Windows 7 BSOD during windows 7 reinstall

Evdog

New Member
Joined
May 18, 2013
Hey guys,

I was trying to reinstall my os after my computer had been acting oddly and during the reinstall I got the nysf.sys error. I tried rebooting but I just get the screen that says windows could not repair the computer automatically. I'm completely lost as to what to do.

I'm sorry if I'm not following forum procedure but I'm posting this from my iPod because I currently don't know how to access my computer. Also I took a picture of the bsod with my iPod if that helps at all. =/

Thanks in advance
 
I guess to be more specific, I mainly need help just logging back into my computer before I can access the files necessary to determine what caused this problem. Every time I reboot my computer it just sends me to the startup repair and says that it was unable to repair my computer automatically.
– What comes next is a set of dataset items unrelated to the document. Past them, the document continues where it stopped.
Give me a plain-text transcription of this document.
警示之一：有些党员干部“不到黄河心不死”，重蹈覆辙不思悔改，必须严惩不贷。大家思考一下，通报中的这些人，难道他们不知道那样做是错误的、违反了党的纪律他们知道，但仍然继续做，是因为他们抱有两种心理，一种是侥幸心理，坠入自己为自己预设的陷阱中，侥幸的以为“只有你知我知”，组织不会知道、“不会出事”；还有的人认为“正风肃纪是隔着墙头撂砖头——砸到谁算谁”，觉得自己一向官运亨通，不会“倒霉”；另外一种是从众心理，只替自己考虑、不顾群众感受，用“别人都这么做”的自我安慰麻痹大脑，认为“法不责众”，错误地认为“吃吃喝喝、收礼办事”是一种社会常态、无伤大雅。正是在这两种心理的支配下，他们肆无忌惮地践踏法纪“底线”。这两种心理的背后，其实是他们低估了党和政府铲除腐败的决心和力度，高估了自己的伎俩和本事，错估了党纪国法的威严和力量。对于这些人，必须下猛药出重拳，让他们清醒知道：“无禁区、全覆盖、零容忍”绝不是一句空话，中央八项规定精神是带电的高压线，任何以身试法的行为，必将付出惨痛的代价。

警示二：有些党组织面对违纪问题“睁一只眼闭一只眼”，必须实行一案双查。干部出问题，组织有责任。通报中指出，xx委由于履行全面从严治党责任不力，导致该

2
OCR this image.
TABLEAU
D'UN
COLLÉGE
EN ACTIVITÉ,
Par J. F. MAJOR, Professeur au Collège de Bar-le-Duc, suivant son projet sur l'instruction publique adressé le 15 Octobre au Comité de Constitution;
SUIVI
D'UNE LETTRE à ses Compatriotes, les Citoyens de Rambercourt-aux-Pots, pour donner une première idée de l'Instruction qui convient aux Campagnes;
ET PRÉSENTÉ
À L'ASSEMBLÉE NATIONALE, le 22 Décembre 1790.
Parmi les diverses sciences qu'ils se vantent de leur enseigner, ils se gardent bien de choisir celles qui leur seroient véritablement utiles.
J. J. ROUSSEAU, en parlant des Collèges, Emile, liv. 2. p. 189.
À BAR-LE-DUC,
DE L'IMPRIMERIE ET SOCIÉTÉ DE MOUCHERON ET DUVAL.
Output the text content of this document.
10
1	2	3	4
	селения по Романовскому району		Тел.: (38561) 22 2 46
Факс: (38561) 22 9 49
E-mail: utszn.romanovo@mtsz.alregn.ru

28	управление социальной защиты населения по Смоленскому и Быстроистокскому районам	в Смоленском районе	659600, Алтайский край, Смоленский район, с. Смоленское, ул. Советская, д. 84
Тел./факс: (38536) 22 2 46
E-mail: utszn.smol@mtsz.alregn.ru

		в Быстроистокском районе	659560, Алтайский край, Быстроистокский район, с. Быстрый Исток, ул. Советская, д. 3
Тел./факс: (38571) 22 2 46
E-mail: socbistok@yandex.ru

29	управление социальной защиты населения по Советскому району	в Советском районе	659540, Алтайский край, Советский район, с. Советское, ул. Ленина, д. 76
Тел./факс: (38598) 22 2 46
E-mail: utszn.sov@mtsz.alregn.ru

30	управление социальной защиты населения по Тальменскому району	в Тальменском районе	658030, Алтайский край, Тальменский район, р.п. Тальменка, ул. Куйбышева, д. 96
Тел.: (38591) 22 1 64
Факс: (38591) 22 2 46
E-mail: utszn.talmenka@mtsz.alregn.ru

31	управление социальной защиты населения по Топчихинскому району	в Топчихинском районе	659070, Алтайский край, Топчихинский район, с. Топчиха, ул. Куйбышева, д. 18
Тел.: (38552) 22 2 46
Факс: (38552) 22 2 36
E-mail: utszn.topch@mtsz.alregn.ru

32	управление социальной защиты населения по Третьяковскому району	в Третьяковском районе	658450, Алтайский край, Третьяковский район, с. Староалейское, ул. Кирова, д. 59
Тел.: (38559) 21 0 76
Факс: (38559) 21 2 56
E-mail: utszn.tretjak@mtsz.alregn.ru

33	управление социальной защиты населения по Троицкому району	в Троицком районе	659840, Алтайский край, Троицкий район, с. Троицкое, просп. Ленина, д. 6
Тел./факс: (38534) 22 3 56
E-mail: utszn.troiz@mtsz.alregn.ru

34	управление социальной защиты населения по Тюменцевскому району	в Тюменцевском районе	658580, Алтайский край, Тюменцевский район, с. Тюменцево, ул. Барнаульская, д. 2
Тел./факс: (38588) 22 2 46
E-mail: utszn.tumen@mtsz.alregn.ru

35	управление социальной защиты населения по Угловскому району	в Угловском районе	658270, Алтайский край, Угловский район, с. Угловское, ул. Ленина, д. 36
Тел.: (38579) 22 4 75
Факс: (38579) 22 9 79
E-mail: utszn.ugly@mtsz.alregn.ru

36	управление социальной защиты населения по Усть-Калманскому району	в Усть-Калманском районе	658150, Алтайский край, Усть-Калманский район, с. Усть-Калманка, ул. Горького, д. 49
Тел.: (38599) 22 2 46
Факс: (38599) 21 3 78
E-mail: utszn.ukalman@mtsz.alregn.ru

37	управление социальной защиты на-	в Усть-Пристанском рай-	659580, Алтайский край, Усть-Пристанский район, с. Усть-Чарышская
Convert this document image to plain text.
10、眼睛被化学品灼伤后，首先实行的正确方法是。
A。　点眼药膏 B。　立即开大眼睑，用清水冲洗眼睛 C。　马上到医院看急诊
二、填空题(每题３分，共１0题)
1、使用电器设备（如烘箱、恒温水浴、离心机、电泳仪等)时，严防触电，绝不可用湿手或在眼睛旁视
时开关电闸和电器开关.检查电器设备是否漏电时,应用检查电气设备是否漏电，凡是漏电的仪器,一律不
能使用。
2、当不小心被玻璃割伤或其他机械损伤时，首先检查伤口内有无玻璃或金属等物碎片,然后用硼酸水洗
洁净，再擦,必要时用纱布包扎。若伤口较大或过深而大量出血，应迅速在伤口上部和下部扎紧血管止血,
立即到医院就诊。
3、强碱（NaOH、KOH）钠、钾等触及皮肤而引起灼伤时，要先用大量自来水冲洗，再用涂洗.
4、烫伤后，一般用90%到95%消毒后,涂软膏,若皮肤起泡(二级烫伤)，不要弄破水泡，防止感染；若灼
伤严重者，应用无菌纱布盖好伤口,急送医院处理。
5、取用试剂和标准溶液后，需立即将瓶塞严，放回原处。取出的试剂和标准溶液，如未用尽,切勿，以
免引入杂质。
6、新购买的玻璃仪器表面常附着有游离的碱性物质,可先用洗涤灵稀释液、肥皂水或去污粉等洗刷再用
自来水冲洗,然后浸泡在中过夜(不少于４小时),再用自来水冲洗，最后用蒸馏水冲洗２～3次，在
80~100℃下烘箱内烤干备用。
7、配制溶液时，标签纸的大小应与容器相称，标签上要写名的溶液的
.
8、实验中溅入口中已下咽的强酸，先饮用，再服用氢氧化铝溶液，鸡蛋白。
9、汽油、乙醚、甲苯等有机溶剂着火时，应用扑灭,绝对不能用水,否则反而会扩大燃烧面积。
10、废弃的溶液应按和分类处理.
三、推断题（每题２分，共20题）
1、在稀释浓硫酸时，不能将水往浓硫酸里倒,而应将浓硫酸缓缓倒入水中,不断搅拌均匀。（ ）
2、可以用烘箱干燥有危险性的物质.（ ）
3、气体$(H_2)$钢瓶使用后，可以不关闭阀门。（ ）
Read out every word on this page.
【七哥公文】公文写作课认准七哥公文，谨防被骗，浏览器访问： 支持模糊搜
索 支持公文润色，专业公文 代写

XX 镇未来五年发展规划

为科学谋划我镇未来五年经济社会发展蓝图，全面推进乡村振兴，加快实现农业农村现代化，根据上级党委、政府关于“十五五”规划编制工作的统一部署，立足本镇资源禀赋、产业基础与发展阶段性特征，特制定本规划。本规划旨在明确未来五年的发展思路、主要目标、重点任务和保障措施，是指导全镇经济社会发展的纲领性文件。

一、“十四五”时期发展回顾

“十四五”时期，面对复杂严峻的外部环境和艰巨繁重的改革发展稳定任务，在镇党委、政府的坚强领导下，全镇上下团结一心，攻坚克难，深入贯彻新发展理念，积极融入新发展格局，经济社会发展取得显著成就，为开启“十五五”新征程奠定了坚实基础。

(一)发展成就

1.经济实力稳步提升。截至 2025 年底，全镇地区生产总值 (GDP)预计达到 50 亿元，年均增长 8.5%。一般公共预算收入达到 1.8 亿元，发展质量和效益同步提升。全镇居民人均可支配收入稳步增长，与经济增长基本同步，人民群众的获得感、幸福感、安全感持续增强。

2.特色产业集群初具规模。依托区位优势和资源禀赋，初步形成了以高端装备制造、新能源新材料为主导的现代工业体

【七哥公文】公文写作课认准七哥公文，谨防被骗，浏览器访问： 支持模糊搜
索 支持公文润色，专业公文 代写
I've tried:

Hitting f12 and rebooting from the cd/dvd drive with the operating system disk in it
Hitting f8 and trying to restore the system to a previous restore point as well as trying to find a previous image to restore to
Ran a short diagnostics which everything seemed to pass
Talked to a dell technical support dude who suggested I try start my computer in safe mode with networking

Nothing has seemed to work and whenever i reboot it just sends me to the startup repair.
 
I would suggest that the most important thing at this point is recovering your data.
Are you able to access the hard drive with another operating system (such as a Live Linux distro or the Ultimate Boot CD)?
If so, have you copied your data onto some sort of removeable media in order to back it up?

After that, I'd suggest these free, bootable diagnostics: Initial Hardware Diagnostics

I presume that you got an NTFS.sys error - which is the file system on your hard drive. This can mean several different things - from file system corruption to hard drive failure. One of the bootable tests at the link above is a hard drive diagnostic.

From Startup Repair you may try running CHKDSK /R /F from the Command Prompt - that'll check the file system structure on the hard drive (but doesn't test the physical hard drive itself). When in the Command Prompt just type "CHKDSK /R /F" (without the quotes - and press ENTER. Then let it run and see what it says on the screen (it may take a while, especially if there is damage to the file system.